Step 3: Edge Processing

In this layer of IoT solution architecture, all the analog data that has been digitized and accumulated in the early stage will be attributed to this process, which is called pre-processing or edge processing. At this stage, machine learning can be very helpful in providing feedback to the system and managing the entire ongoing process without waiting for instructions from the cloud. Therefore, machine learning helps reduce the amount of data sent to the cloud or data center by processing some of the data at the edge.

Workload consolidation in IoT requires a rugged edge computing solution as a medium for all data pre-processing. In addition, rugged edge computing solutions provide scalable advanced processing capabilities through multi-core processors, huge data storage, and various I/O options. Hence, by connecting all sensors, devices, and IoT infrastructure with a powerful edge computing solution, the IoT solution architecture process can be performed with a reduced hardware footprint.

Step 4: Further analysis in the cloud or data center

In the fourth step of the IoT solution architecture, the cloud or data center serves as the brain extension of the entire IoT architecture process. Data centers or cloud-based systems are specifically designed to store, process and analyze large volumes of data from multiple sensors or sites for deeper analysis. At this stage, the data center combines all the data collected to obtain a more comprehensive picture of the overall IoT architecture and actionable predictions. Finally, predictions can be communicated directly back to sensors or actuators or end-user applications.

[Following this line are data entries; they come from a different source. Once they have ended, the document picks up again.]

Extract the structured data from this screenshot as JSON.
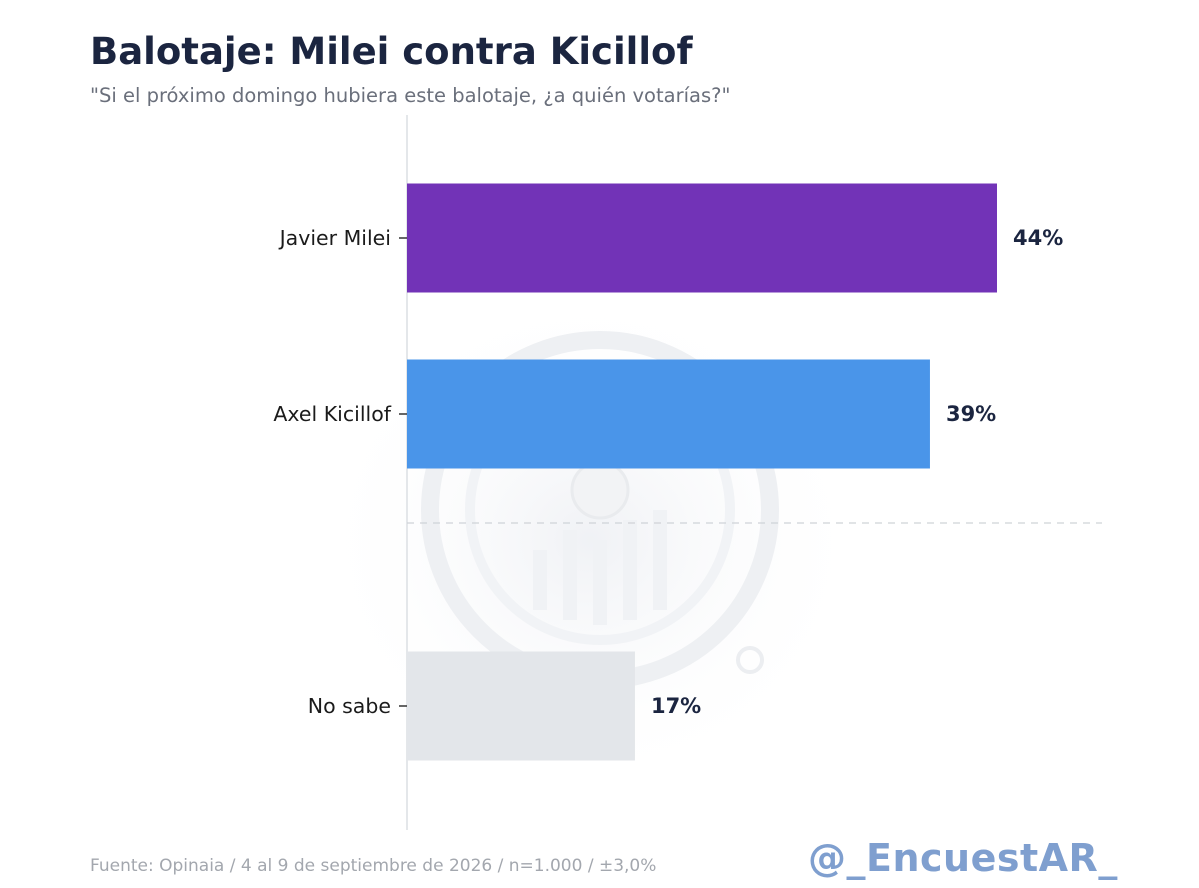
{
  "header": {
    "title": "Balotaje: Milei contra Kicillof",
    "subtitle": "\"Si el próximo domingo hubiera este balotaje, ¿a quién votarías?\""
  },
  "footer": {
    "source": "Fuente: Opinaia / 4 al 9 de septiembre de 2026 / n=1.000 / ±3,0%",
    "brand": "@_EncuestAR_"
  },
  "colors": {
    "milei": "#7233b7",
    "kicillof": "#4a95e9",
    "no_sabe": "#e3e6ea",
    "divider": "#cfd3d8"
  },
  "chart_data": {
    "type": "bar",
    "orientation": "horizontal",
    "title": "Balotaje: Milei contra Kicillof",
    "subtitle": "\"Si el próximo domingo hubiera este balotaje, ¿a quién votarías?\"",
    "categories": [
      "Javier Milei",
      "Axel Kicillof",
      "No sabe"
    ],
    "values": [
      44,
      39,
      17
    ],
    "value_labels": [
      "44%",
      "39%",
      "17%"
    ],
    "bar_colors": [
      "#7233b7",
      "#4a95e9",
      "#e3e6ea"
    ],
    "xlim": [
      0,
      52
    ],
    "unit": "%",
    "grid": false,
    "divider_after_category": "Axel Kicillof"
  }
}
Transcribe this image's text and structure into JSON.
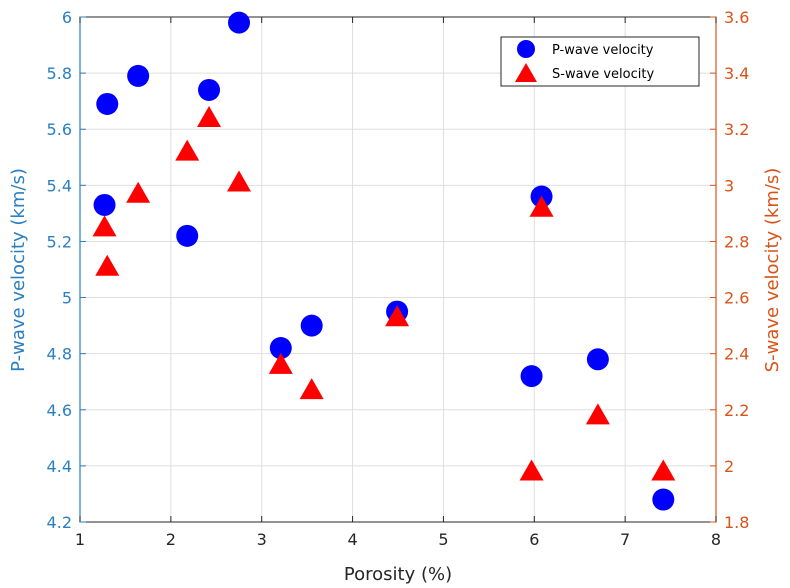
{
  "chart_data": {
    "type": "scatter",
    "xlabel": "Porosity (%)",
    "xlim": [
      1,
      8
    ],
    "xticks": [
      "1",
      "2",
      "3",
      "4",
      "5",
      "6",
      "7",
      "8"
    ],
    "y_left": {
      "label": "P-wave velocity (km/s)",
      "lim": [
        4.2,
        6.0
      ],
      "ticks": [
        "4.2",
        "4.4",
        "4.6",
        "4.8",
        "5",
        "5.2",
        "5.4",
        "5.6",
        "5.8",
        "6"
      ],
      "color": "#2a7fc0"
    },
    "y_right": {
      "label": "S-wave velocity (km/s)",
      "lim": [
        1.8,
        3.6
      ],
      "ticks": [
        "1.8",
        "2",
        "2.2",
        "2.4",
        "2.6",
        "2.8",
        "3",
        "3.2",
        "3.4",
        "3.6"
      ],
      "color": "#d95319"
    },
    "grid": true,
    "legend_position": "top-right",
    "series": [
      {
        "name": "P-wave velocity",
        "axis": "left",
        "marker": "circle",
        "color": "#0000ff",
        "x": [
          1.27,
          1.3,
          1.64,
          2.18,
          2.42,
          2.75,
          3.21,
          3.55,
          4.49,
          5.97,
          6.08,
          6.7,
          7.42
        ],
        "y": [
          5.33,
          5.69,
          5.79,
          5.22,
          5.74,
          5.98,
          4.82,
          4.9,
          4.95,
          4.72,
          5.36,
          4.78,
          4.28
        ]
      },
      {
        "name": "S-wave velocity",
        "axis": "right",
        "marker": "triangle",
        "color": "#ff0000",
        "x": [
          1.27,
          1.3,
          1.64,
          2.18,
          2.42,
          2.75,
          3.21,
          3.55,
          4.49,
          5.97,
          6.08,
          6.7,
          7.42
        ],
        "y": [
          2.85,
          2.71,
          2.97,
          3.12,
          3.24,
          3.01,
          2.36,
          2.27,
          2.53,
          1.98,
          2.92,
          2.18,
          1.98
        ]
      }
    ]
  }
}
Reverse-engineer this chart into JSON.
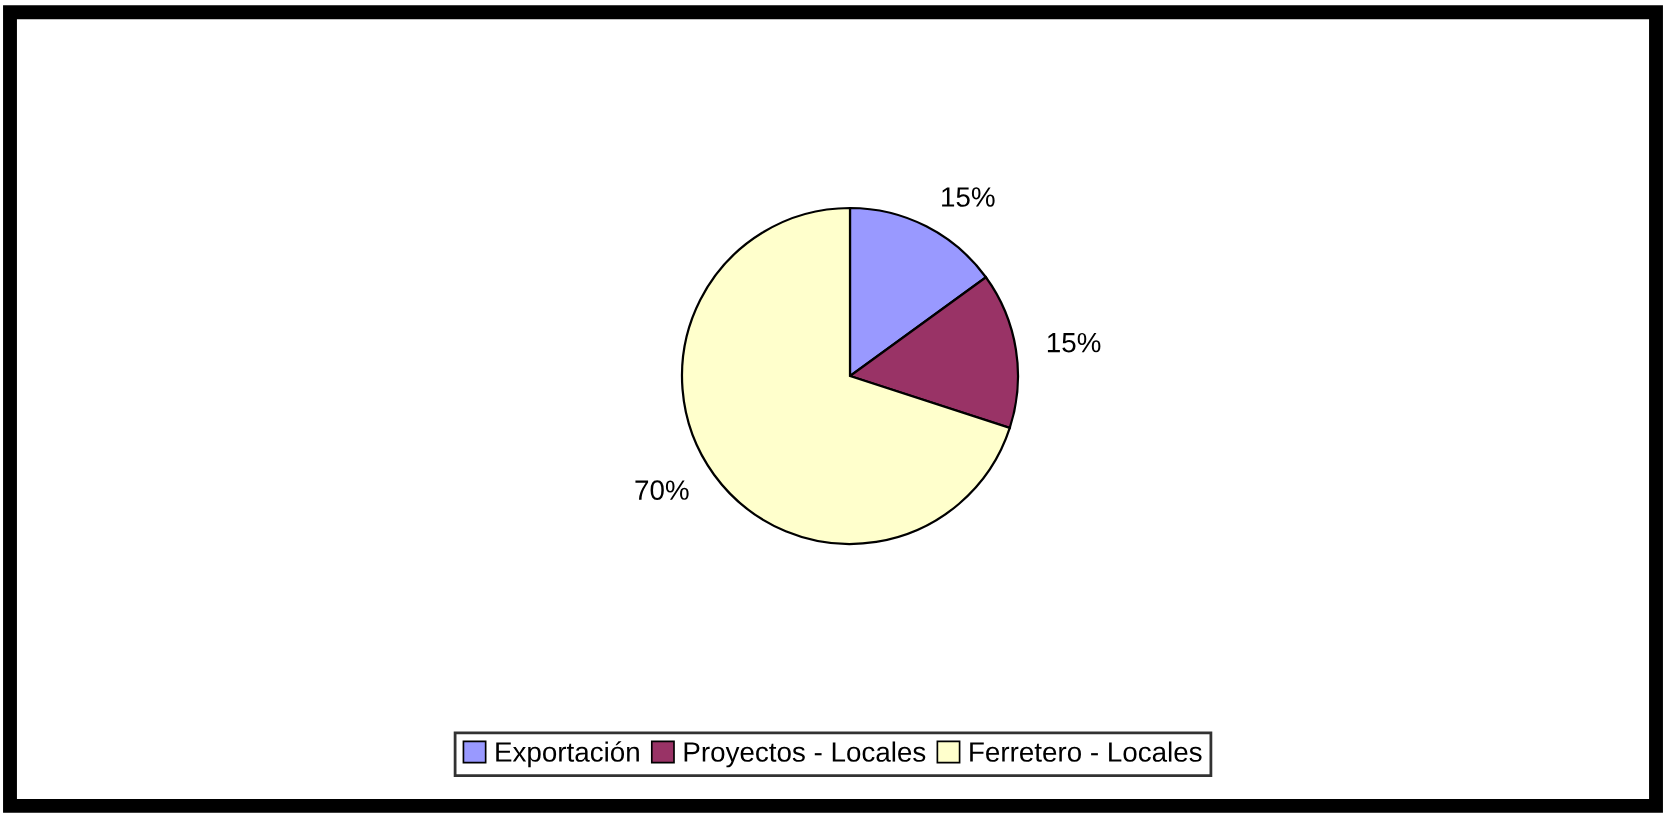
{
  "chart_data": {
    "type": "pie",
    "categories": [
      "Exportación",
      "Proyectos - Locales",
      "Ferretero - Locales"
    ],
    "values": [
      15,
      15,
      70
    ],
    "colors": [
      "#9999ff",
      "#993366",
      "#ffffcc"
    ],
    "value_labels": [
      "15%",
      "15%",
      "70%"
    ],
    "legend": "bottom"
  }
}
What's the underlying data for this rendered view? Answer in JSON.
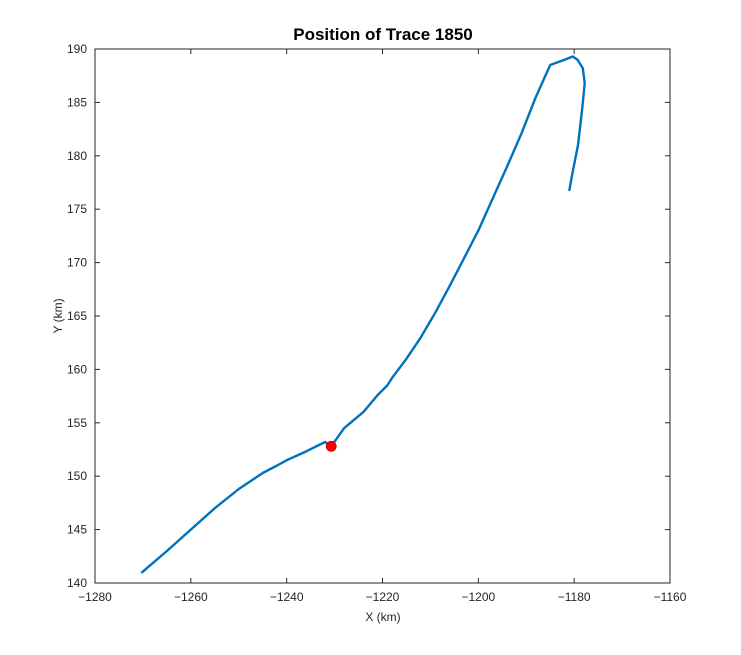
{
  "chart_data": {
    "type": "line",
    "title": "Position of Trace 1850",
    "xlabel": "X (km)",
    "ylabel": "Y (km)",
    "xlim": [
      -1280,
      -1160
    ],
    "ylim": [
      140,
      190
    ],
    "xticks": [
      -1280,
      -1260,
      -1240,
      -1220,
      -1200,
      -1180,
      -1160
    ],
    "yticks": [
      140,
      145,
      150,
      155,
      160,
      165,
      170,
      175,
      180,
      185,
      190
    ],
    "grid": false,
    "series": [
      {
        "color": "#0072BD",
        "x": [
          -1270.2,
          -1265,
          -1260,
          -1255,
          -1250,
          -1245,
          -1242,
          -1240,
          -1236,
          -1232,
          -1230.7,
          -1228,
          -1224,
          -1221,
          -1219,
          -1218,
          -1215,
          -1212,
          -1209,
          -1206,
          -1203,
          -1200,
          -1197,
          -1194,
          -1191,
          -1188,
          -1185,
          -1182,
          -1180.3,
          -1179.3,
          -1178.2,
          -1177.8,
          -1178.3,
          -1179.2,
          -1180.3,
          -1181
        ],
        "y": [
          141.0,
          143.0,
          145.0,
          147.0,
          148.8,
          150.3,
          151.0,
          151.5,
          152.3,
          153.2,
          152.8,
          154.5,
          156.0,
          157.6,
          158.5,
          159.2,
          161.0,
          163.0,
          165.3,
          167.8,
          170.4,
          173.0,
          176.0,
          179.0,
          182.1,
          185.5,
          188.5,
          189.0,
          189.3,
          189.0,
          188.2,
          186.8,
          184.5,
          181.0,
          178.5,
          176.8
        ]
      }
    ],
    "marker": {
      "x": -1230.7,
      "y": 152.8,
      "color": "#FF0000"
    }
  }
}
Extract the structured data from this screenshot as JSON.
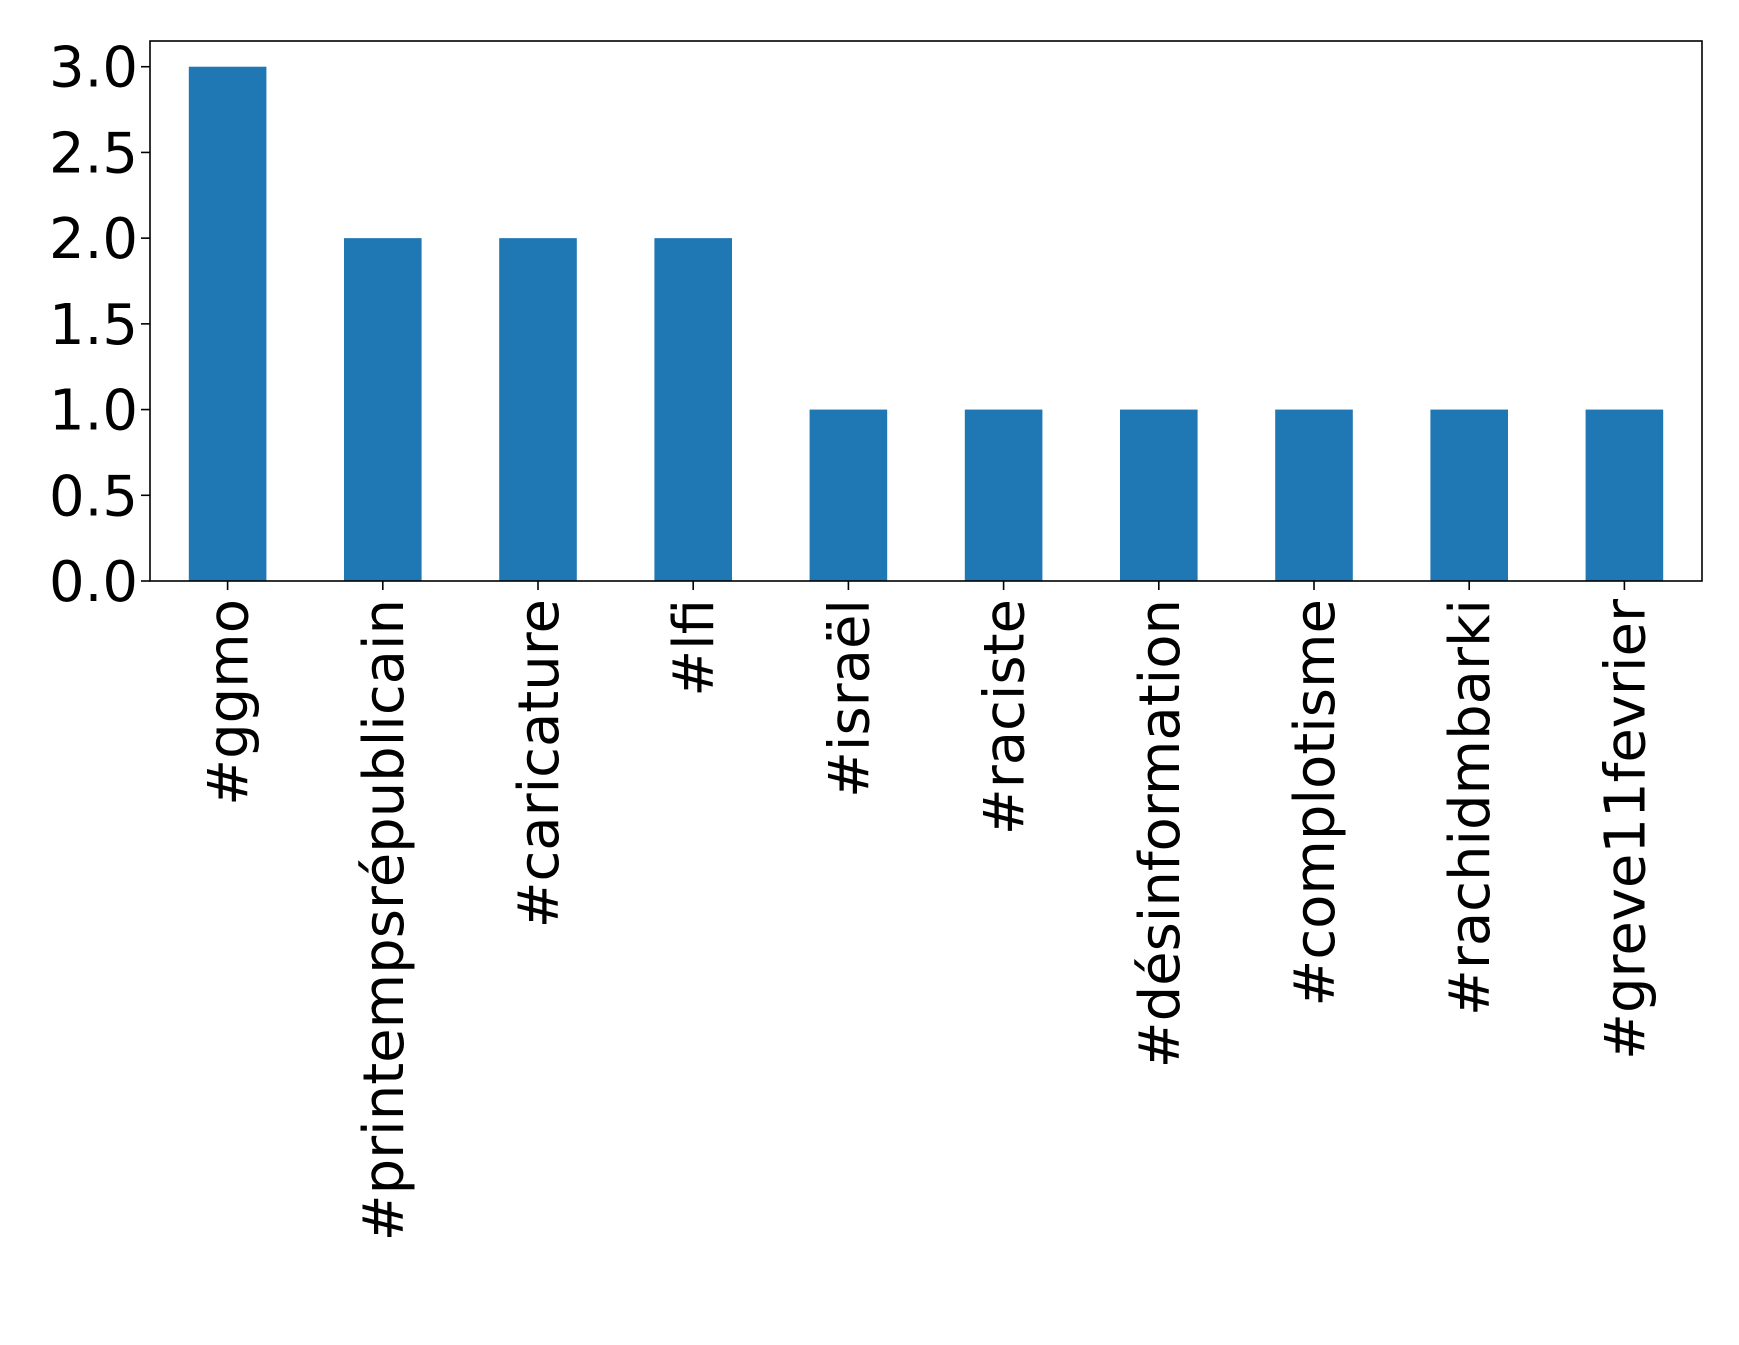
{
  "chart_data": {
    "type": "bar",
    "title": "",
    "xlabel": "",
    "ylabel": "",
    "categories": [
      "#ggmo",
      "#printempsrépublicain",
      "#caricature",
      "#lfi",
      "#israël",
      "#raciste",
      "#désinformation",
      "#complotisme",
      "#rachidmbarki",
      "#greve11fevrier"
    ],
    "values": [
      3,
      2,
      2,
      2,
      1,
      1,
      1,
      1,
      1,
      1
    ],
    "ylim": [
      0,
      3.15
    ],
    "yticks": [
      "0.0",
      "0.5",
      "1.0",
      "1.5",
      "2.0",
      "2.5",
      "3.0"
    ],
    "bar_color": "#1f77b4",
    "grid": false,
    "legend": "none"
  }
}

Step 5: Human Machine Interface (HMI) for status and data management

This is the final step in IoT solution architecture. As mentioned earlier, the final predictions from the cloud or data center are passed back to the sensors/actuators or directly to the end user. Therefore, it is crucial to consider IoT platforms when engaging directly with end users. An HMI, or Human Machine Interface, is a Graphical User Interface (GUI) that provides human-machine interaction. HMIs allow operators to manage ongoing processes and display data visualizations. Therefore, HMI in IoT is crucial to enable remote interaction and visualization from machine systems.